By James M. Kushiner –
In his Templeton Address, Aleksandr Solzhenitsyn said, “More than half a century ago, while I was still a child, I recall hearing a number of older people offer the following explanation for the great disasters that had befallen Russia: ‘Men have forgotten God; that’s why all this has happened.’”
How did Solzhenitsyn come to agree? He looked back:
“Since then I have spent well-nigh 50 years working on the history of our Revolution; in the process I have read hundreds of books, collected hundreds of personal testimonies, and have already contributed eight volumes of my own toward the effort of clearing away the rubble left by that upheaval. But if I were asked today to formulate as concisely as possible the main cause of the ruinous Revolution that swallowed up some 60 million of our people, I could not put it more accurately than to repeat: ‘Men have forgotten God; that’s why all this has happened.’”
This amnesia was widespread:
“What emerges here is a process of universal significance. And if I were called upon to identify briefly the principal trait of the entire 20th century, here too, I would be unable to find anything more precise and pithy than to repeat once again: ‘Men have forgotten God.’”

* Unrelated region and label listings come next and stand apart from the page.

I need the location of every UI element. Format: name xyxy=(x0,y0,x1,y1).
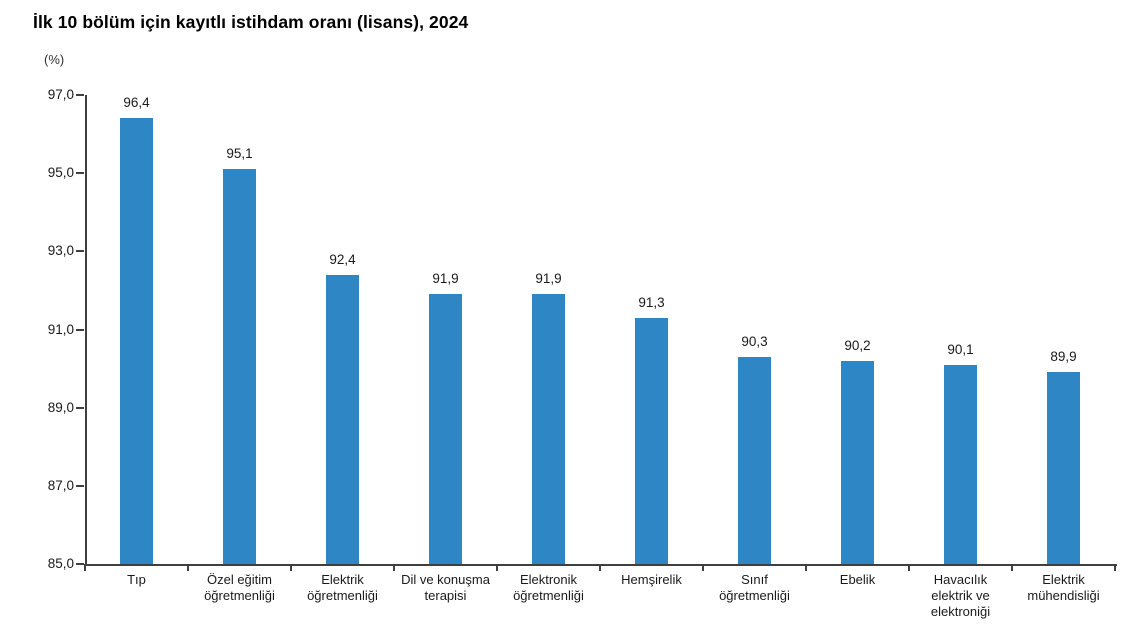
bar-value-label: 90,2 xyxy=(844,337,871,353)
x-axis-category-label: Elektronik öğretmenliği xyxy=(513,572,584,603)
x-axis-tick xyxy=(805,564,807,571)
bar-value-label: 91,9 xyxy=(535,271,562,287)
y-axis-tick-label: 89,0 xyxy=(47,399,74,415)
bar xyxy=(120,118,153,564)
bar-value-label: 92,4 xyxy=(329,251,356,267)
bar-value-label: 89,9 xyxy=(1050,349,1077,365)
y-axis-tick xyxy=(76,94,84,96)
x-axis-tick xyxy=(1011,564,1013,571)
y-axis-tick xyxy=(76,328,84,331)
x-axis-tick xyxy=(702,564,704,571)
x-axis-tick xyxy=(599,564,601,571)
x-axis-category-label: Elektrik öğretmenliği xyxy=(307,572,378,603)
bar xyxy=(223,169,256,564)
bar xyxy=(635,317,668,564)
bar-value-label: 90,1 xyxy=(947,341,974,357)
y-axis-tick-label: 85,0 xyxy=(47,556,74,571)
x-axis-tick xyxy=(908,564,910,571)
y-axis-tick-label: 87,0 xyxy=(47,477,74,493)
x-axis-tick xyxy=(393,564,395,571)
x-axis-tick xyxy=(1114,564,1116,571)
bar-value-label: 95,1 xyxy=(226,146,253,162)
x-axis-tick xyxy=(290,564,292,571)
bar xyxy=(429,294,462,564)
y-axis-tick xyxy=(76,563,84,565)
y-axis-tick-label: 95,0 xyxy=(47,165,74,181)
x-axis-category-label: Havacılık elektrik ve elektroniği xyxy=(930,572,991,619)
x-axis-tick xyxy=(496,564,498,571)
bar xyxy=(1047,372,1080,564)
y-axis-tick-label: 97,0 xyxy=(47,87,74,102)
x-axis-tick xyxy=(187,564,189,571)
y-axis-tick xyxy=(76,484,84,487)
y-axis-tick-label: 91,0 xyxy=(47,321,74,337)
bar-value-label: 96,4 xyxy=(123,95,150,111)
x-axis-tick xyxy=(84,564,86,571)
bar xyxy=(944,364,977,564)
bar xyxy=(532,294,565,564)
plot-area xyxy=(85,95,1117,566)
bar xyxy=(738,356,771,564)
x-axis-category-label: Özel eğitim öğretmenliği xyxy=(204,572,275,603)
bar-value-label: 91,3 xyxy=(638,294,665,310)
bar-value-label: 90,3 xyxy=(741,333,768,349)
x-axis-category-label: Ebelik xyxy=(839,572,876,587)
y-axis-tick xyxy=(76,250,84,253)
x-axis-category-label: Elektrik mühendisliği xyxy=(1027,572,1100,603)
y-axis-tick-label: 93,0 xyxy=(47,243,74,259)
x-axis-category-label: Dil ve konuşma terapisi xyxy=(401,572,490,603)
bar xyxy=(841,360,874,564)
bar-value-label: 91,9 xyxy=(432,271,459,287)
chart-title: İlk 10 bölüm için kayıtlı istihdam oranı… xyxy=(33,12,469,32)
y-axis-tick xyxy=(76,406,84,409)
x-axis-category-label: Hemşirelik xyxy=(621,572,682,587)
y-axis-tick xyxy=(76,172,84,175)
y-axis-unit-label: (%) xyxy=(44,52,65,67)
x-axis-category-label: Tıp xyxy=(127,572,146,587)
x-axis-category-label: Sınıf öğretmenliği xyxy=(719,572,790,603)
bar xyxy=(326,274,359,564)
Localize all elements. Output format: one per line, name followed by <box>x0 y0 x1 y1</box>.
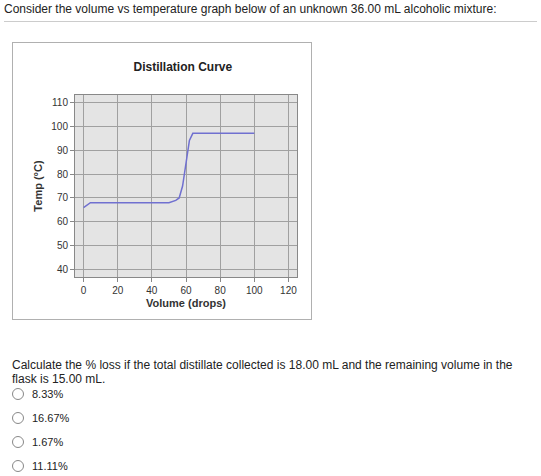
html-text:11.11%: 11.11% <box>32 460 68 472</box>
html-text:1.67%: 1.67% <box>32 436 64 448</box>
svg-text:80: 80 <box>57 169 69 180</box>
svg-text:20: 20 <box>112 285 124 296</box>
svg-text:100: 100 <box>246 285 263 296</box>
html-text:16.67%: 16.67% <box>32 412 70 424</box>
svg-text:110: 110 <box>52 97 68 108</box>
svg-text:Distillation Curve: Distillation Curve <box>134 60 233 74</box>
svg-text:40: 40 <box>57 264 69 275</box>
svg-text:40: 40 <box>146 285 158 296</box>
svg-text:120: 120 <box>280 285 297 296</box>
svg-text:0: 0 <box>81 285 87 296</box>
svg-text:70: 70 <box>57 192 69 203</box>
html-text:8.33%: 8.33% <box>32 388 64 400</box>
svg-text:100: 100 <box>51 121 68 132</box>
svg-text:60: 60 <box>57 216 69 227</box>
svg-text:60: 60 <box>180 285 192 296</box>
html-text:Calculate the % loss if the to: Calculate the % loss if the total distil… <box>12 358 513 386</box>
svg-text:Volume (drops): Volume (drops) <box>146 297 226 309</box>
svg-text:50: 50 <box>57 240 69 251</box>
svg-text:90: 90 <box>57 145 69 156</box>
svg-text:Temp (°C): Temp (°C) <box>32 160 44 212</box>
html-text:Consider the volume vs tempera: Consider the volume vs temperature graph… <box>4 2 497 16</box>
svg-text:80: 80 <box>215 285 227 296</box>
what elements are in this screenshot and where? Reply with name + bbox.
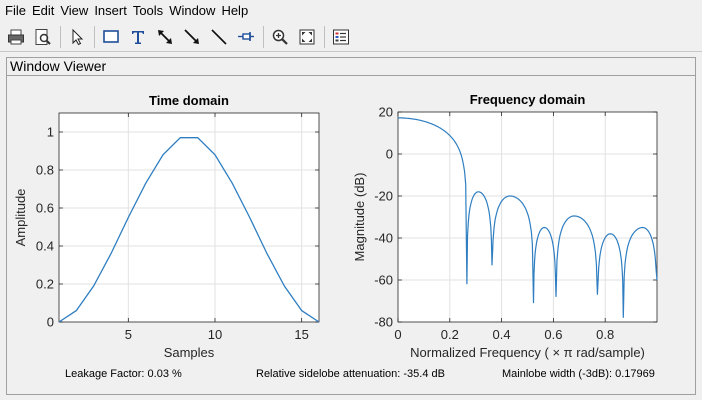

He describes the state of forgetting: “The failings of human consciousness, deprived of its divine dimension, have been a determining factor in all the major crimes of this century.” That is, the human mind, deprived of God-consciousness, bends toward evil.
Is forgetting something that just happens? We may forget by means of distraction, preoccupation, or trauma. But we may also forget by studied avoidance, neglect, or deliberate suppression—all the while imagining that we no longer need what we are leaving behind.
But, Solzhenitsyn noted:
“Dostoevsky warned that ‘great events could come upon us and catch us intellectually unprepared.’ This is precisely what has happened.”
“By the time of the Revolution, faith had virtually disappeared in Russian educated circles; and amongst the uneducated, its health was threatened.”
The educated forgot God; the uneducated would get the needed help from the new atheistic state:
“Within the philosophical system of Marx and Lenin, and at the heart of their psychology, hatred of God is the principal driving force, more fundamental than all their political and economic pretensions. Militant atheism is not merely incidental or marginal to Communist policy; it is not a side effect, but the central pivot.”
“To achieve its diabolical ends. Communism needs to control a population devoid of religious and national feeling, and this entails the destruction of faith and nationhood.” “Control” and “devoid” are key words: destroy or neutralize men’s memories and traditions and rule over them.
Like Orwell’s 1984, “The Obsolete Man” shows what a diabolical state can do, bent on severing Man from his memory. Today, Man’s fall, God’s interventions, and Christ the Savior are being closeted in the West.
We can call such a state diabolical, as Solzhenitsyn suggests, and note the prediction of Dostoevsky that he cited: “the world will be saved only after it has been possessed by the demon of evil.” Solzhenitsyn:
“Whether it really will be saved we shall have to wait and see: this will depend on our conscience, on our spiritual lucidity, on our individual and combined efforts in the face of catastrophic circumstances. But it has already come to pass that the demon of evil, like a whirlwind, triumphantly circles all five continents of the earth.”
Indeed. For not only does Man seem bent on forgotten God, but also in the name of freedom, they have foolishly loosed the devil, the wolf, the “Howling Man.”
Confident, Proud, Independent, Secular Man has supposed that locking up God instead of the Tempter will give us more freedom, more choice! He has chosen Barabbas and handed over Christ, to death, burial, to be forgotten.
But God has not forgotten Man, triumphing through the Cross and raising Christ from the dead. All things he promised will come to pass. He will not forget, nor should we dare, even for a moment.